Even more disturbing is that Amin was only eight years old when she was promised to her then 21-year-old cousin.
“I was a child,” she said. “I want to know: Why weren’t any red flags raised? Whoever was processing this application, they don’t look at it? They don’t think?”
Apparently not, despite a two-step process which requires both considerations by USCIS and approval by the State Department before visas and green cards are granted. Citing the 3.5 million petitions received by USCIS between its 2007 to 2017 fiscal years, the government’s report reveals the following data: 5,556 approvals were petitioners seeking immigration for minor spouses or fiancees, while 2,926 were minors requesting entry for older spouses. In 204 cases approved during that same period, minors petitioned for other minors. Separate data reveals that during the same 10-year period, 4,749 minor spouses or fiancees were given green cards.
Chairman of the Senate Homeland Security Committee Ron Johnson (R-Wi.) and then-Sen. Claire McCaskill (D-Mo.) requested the above information in 2017, saying in a letter, “Our immigration system may unintentionally shield the abuse of women and children.”

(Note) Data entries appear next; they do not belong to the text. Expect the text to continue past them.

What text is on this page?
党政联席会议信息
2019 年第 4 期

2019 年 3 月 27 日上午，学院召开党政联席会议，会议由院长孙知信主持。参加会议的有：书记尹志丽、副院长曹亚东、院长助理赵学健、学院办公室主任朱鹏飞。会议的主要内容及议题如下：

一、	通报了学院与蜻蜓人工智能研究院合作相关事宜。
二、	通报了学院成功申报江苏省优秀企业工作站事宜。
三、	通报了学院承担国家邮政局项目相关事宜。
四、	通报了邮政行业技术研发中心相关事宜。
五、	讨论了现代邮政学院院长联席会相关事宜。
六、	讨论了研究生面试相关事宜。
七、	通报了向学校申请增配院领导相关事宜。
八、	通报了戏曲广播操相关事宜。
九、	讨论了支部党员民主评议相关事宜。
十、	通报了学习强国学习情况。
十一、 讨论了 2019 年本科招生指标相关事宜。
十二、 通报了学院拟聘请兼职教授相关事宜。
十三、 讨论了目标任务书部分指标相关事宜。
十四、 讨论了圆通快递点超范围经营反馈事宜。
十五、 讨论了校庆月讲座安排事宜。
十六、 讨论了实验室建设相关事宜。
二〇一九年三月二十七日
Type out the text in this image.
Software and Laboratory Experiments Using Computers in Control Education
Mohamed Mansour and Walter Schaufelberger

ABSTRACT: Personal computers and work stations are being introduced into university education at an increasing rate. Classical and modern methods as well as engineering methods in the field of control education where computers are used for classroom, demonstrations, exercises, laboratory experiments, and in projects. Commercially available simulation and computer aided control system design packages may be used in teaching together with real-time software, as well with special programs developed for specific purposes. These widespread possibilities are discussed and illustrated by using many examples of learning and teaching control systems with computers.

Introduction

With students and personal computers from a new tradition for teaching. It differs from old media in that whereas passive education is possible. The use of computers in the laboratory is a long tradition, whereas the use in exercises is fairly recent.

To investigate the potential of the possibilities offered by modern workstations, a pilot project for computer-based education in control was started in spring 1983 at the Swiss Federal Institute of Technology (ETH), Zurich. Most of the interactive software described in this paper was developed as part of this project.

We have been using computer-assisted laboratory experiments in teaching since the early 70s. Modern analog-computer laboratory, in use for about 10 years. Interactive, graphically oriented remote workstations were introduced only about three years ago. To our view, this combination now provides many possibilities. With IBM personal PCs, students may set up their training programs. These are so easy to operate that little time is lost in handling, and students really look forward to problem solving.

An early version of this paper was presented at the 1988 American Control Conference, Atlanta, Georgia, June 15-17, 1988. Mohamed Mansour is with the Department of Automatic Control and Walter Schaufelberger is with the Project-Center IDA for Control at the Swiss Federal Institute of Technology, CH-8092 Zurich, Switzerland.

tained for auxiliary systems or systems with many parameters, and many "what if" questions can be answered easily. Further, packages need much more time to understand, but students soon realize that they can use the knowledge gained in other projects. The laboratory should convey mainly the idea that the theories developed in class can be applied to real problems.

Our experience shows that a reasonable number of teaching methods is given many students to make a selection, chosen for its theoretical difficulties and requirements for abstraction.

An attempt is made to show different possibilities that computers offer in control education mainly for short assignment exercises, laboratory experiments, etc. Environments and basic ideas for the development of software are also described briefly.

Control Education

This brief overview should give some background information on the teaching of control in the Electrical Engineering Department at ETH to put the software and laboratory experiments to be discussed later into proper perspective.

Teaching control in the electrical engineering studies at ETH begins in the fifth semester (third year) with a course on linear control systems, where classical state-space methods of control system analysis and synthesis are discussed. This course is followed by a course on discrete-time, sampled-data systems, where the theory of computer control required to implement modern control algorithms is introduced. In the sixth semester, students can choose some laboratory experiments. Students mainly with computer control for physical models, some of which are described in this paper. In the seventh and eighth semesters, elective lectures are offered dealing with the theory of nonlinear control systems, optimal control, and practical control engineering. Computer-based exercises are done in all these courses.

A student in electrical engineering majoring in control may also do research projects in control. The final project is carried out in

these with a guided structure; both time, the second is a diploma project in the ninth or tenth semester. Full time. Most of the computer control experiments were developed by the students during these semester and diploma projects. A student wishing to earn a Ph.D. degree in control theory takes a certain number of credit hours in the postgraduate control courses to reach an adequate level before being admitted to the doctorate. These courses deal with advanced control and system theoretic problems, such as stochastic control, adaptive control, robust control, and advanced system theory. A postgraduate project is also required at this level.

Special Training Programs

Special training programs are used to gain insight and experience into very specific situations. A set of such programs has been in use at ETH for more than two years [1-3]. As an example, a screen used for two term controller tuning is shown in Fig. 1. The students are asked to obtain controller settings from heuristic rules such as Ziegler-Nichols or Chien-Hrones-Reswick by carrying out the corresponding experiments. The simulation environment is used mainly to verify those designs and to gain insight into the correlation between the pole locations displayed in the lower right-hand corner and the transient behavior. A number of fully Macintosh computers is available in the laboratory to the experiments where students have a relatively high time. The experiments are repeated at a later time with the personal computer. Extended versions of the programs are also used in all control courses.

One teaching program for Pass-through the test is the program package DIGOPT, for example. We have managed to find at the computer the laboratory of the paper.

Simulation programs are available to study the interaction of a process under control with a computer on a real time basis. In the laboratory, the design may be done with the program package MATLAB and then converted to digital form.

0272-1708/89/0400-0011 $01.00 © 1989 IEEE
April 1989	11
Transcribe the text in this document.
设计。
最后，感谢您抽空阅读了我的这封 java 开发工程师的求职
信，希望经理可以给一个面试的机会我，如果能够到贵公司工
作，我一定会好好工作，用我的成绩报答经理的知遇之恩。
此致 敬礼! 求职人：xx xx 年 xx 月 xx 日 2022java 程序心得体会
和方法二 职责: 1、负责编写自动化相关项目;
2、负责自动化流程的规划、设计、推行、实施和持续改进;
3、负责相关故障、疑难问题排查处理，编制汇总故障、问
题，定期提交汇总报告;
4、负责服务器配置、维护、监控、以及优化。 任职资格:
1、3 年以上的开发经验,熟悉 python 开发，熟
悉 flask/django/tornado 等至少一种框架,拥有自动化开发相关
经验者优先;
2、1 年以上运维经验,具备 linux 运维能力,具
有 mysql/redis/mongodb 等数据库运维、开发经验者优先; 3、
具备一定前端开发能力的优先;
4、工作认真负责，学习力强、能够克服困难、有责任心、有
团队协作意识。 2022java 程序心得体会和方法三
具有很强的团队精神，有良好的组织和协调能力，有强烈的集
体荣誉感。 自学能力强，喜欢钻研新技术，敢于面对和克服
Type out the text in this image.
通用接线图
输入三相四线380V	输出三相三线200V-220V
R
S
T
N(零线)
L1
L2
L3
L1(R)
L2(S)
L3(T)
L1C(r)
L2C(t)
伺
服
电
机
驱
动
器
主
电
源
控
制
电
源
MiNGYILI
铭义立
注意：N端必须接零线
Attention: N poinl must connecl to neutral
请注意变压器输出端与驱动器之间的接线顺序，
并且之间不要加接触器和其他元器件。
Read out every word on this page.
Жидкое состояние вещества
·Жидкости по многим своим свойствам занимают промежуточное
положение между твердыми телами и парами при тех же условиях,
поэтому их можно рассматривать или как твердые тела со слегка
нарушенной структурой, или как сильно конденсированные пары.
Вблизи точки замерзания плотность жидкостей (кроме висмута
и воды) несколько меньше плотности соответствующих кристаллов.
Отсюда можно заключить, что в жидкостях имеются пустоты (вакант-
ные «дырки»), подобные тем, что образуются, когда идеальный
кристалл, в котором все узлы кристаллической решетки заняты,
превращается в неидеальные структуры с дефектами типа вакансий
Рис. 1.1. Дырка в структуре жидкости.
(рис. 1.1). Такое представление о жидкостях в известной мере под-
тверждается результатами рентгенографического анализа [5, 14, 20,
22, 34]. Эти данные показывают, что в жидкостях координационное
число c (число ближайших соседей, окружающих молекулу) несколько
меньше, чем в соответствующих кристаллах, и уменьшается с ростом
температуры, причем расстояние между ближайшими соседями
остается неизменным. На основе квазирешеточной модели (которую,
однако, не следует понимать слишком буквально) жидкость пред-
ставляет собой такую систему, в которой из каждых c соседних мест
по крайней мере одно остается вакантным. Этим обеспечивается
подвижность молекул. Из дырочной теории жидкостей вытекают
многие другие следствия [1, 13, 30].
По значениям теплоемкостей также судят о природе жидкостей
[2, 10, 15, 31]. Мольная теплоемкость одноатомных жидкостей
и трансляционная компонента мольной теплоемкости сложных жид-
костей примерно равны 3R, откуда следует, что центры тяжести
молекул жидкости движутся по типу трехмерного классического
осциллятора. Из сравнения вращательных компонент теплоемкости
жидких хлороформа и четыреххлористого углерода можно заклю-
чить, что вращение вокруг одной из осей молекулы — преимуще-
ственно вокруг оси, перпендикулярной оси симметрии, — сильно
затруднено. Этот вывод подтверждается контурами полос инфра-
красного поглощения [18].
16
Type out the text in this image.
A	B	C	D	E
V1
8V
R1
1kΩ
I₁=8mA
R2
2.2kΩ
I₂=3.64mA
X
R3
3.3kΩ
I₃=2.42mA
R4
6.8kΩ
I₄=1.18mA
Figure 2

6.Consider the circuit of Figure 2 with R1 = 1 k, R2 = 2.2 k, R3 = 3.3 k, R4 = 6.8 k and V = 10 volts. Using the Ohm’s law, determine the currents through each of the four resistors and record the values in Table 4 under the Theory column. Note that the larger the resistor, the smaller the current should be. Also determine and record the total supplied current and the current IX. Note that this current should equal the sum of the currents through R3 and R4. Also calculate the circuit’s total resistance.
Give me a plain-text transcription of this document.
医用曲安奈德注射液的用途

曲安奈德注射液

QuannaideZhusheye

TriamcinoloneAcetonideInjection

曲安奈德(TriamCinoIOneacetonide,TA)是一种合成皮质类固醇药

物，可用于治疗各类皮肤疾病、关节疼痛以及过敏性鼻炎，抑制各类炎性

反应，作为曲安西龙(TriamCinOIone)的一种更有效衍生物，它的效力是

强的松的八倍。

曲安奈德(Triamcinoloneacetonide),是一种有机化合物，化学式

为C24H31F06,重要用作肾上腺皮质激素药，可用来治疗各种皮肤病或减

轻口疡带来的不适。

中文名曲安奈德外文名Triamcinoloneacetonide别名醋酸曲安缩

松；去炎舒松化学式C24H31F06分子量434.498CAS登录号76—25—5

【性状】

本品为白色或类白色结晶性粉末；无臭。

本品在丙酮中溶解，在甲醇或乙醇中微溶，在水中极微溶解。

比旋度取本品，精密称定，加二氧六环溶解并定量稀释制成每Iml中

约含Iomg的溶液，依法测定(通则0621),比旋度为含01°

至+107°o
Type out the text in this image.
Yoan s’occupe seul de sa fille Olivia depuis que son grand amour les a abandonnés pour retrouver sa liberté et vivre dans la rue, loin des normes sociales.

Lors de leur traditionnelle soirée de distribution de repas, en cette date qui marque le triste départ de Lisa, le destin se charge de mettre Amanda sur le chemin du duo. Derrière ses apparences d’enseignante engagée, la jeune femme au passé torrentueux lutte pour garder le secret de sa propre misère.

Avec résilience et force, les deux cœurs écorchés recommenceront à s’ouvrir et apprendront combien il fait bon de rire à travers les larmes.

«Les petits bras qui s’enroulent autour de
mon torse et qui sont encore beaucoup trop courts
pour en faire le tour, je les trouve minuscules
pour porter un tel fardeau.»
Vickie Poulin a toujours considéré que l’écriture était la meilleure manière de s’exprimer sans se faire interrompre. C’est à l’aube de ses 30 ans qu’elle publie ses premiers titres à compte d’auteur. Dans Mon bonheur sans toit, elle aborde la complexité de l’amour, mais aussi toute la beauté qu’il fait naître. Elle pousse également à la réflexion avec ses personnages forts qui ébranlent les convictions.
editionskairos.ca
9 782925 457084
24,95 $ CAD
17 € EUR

Speaking with the AP, Sen. Johnson said it took a year for the agency to produce a report. “It indicates a problem,” he admitted. “It indicates a loophole that we need to close.”
And while Mexico generated the most petitions and Middle Eastern nationals have the highest percentage of approved petitions, this isn’t an issue that will be solved by a wall. New Jersey native Fraidy Reiss was an Orthodox Jewish 19-year-old and technically legal to marry when her family forced her into an abusive marriage. Today, she campaigns against forced marriages as the head of Unchained at Last. According to the AP, her research determined that nearly 4,000 minors, mostly girls, were married in New Jersey from 1995 to 2012, including 178 girls under 15.
“This is a problem both domestically and in terms of immigration,” Reiss said. “And the government is not only complicit; they’re stamping this and saying: Go ahead.”
So, with this report generated, what now? USCIS says it has resolved some of its data collection issues and implemented a “flagging system” that requires verification of the birthdates of minors—but to what end? As far as USCIS is concerned, that’s yet another problem for Congress to solve, disheartening news to receive during a governmental shutdown.
“USCIS has taken steps to improve data integrity and has implemented a range of solutions that require the verification of a birthdate whenever a minor spouse or fiancé is detected,” USCIS spokesman Michael Bars told the AP. “Ultimately, it is up to Congress to bring more certainty and legal clarity to this process for both petitioners and USCIS officers.”